Thursday, January 16, 2014

THE COLD


Hey there sagacious reader.  One of the (way too many) bad things about being an old bird is Cold and Flu Season.  Which, as far as I'm concerned, is year round.  I mean I can 'catch a cold' just as easily in the Spring as I can in the Fall or Winter.  Or the Summer for that matter.  But when it's 90 to 100 degrees outside calling it a cold just doesn't seem right.  But what else is there?  I don't suppose people want to go around telling everyone they caught a 'hot'.  (Too many visuals involved.)  So there it is.  And who the heck coined the phrase "catch a cold"?  Would anyone in their right mind want to catch one?  I think not.

I can remember (really) catching a cold when I was younger.  One day I'd wake up with the sniffles and maybe a scratchy throat.  I would cough a bit and blow my nose for a couple of days and then I'd be all better.  Catching a cold was no big deal.  But now?  Ha!  When I catch a cold these days, I hang on to that sucker for all its worth!  Not that I want to.  But apparently I don't have much say in the matter.  One day I wake up with the sniffles and maybe a scratchy throat.  Sometimes the cold doesn't really want to be in my head, so it vacates that area in a timely fashion.  I can't say I blame it.  Most times my heads a scary place to be!  :-)  A day or so later comes the cough.  Next thing I know, weeks have passed.  Sniffles are long gone; throat feels ok. But the cough?  Oh no.  It lingers on and on; the unwanted gift that just keeps on giving.  

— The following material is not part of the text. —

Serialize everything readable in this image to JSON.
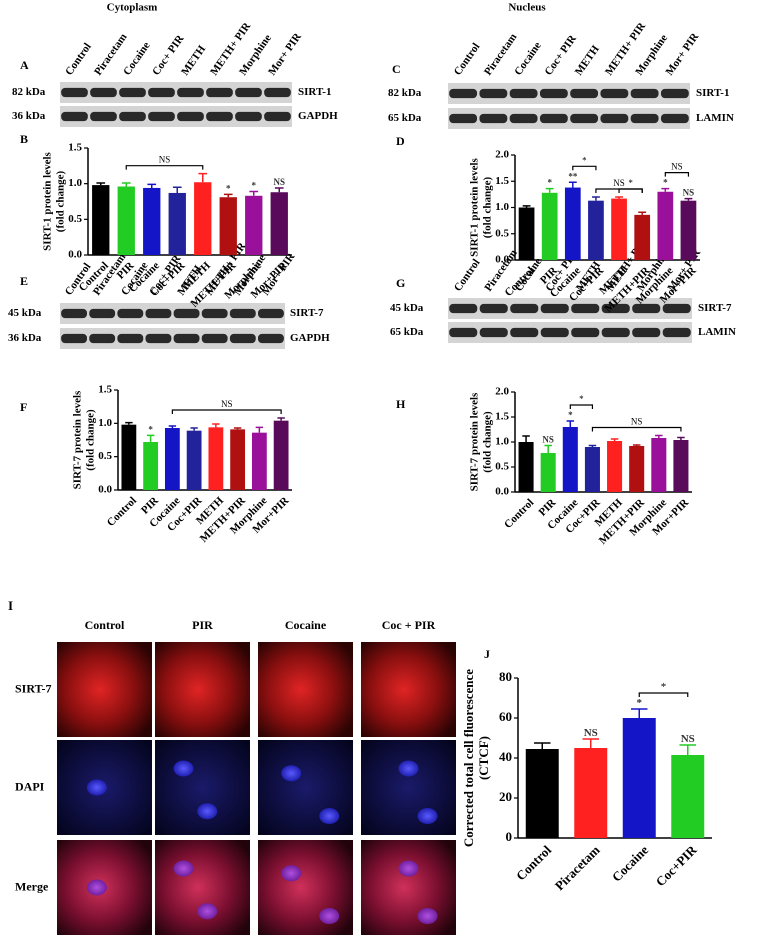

What's up with that?  As if getting older isn't punishment enough what with all the unwarranted aches and pains.  And cramping.  Right out of the blue, for no reason at all, cramps in muscles I didn't even know I had!  Kind of sucks the fun out of life.  I can't even stretch anymore without fear of doing bodily damage.  It's as if my body has mutinied.  Ungrateful, that's what it is.  And after everything I've done for it over the (many, many) years.  Lots of yummy foods, lots of Vitamin D, exercise at least once or twice a month. Sheesh!  Then there's the unwanted and surprising leaks that can occur at any given moment.  Sooo embarrassing! 

So here I sit, dear reader, hacking up fur balls while trying to express myself.  It's not easy.  Every now and then I have to stop and wipe the goo off the keyboard. And change my panties.  Just kidding. (sort of...)  But I did want to keep in touch.  It's been a while since I've written and I don't want to disappoint those of you who enjoy reading my diatribes against life.  Hang in there.  I should get better any month now!

In closing, I'd like to address that nasty little 'cold' virus that roams the Earth, gleefully attacking all who dare stand in its way.  To you, misbegotten, miserable, worthless plague on humanity.  You are the zit on a maggots ass. And so on behalf of all I say, BITE ME!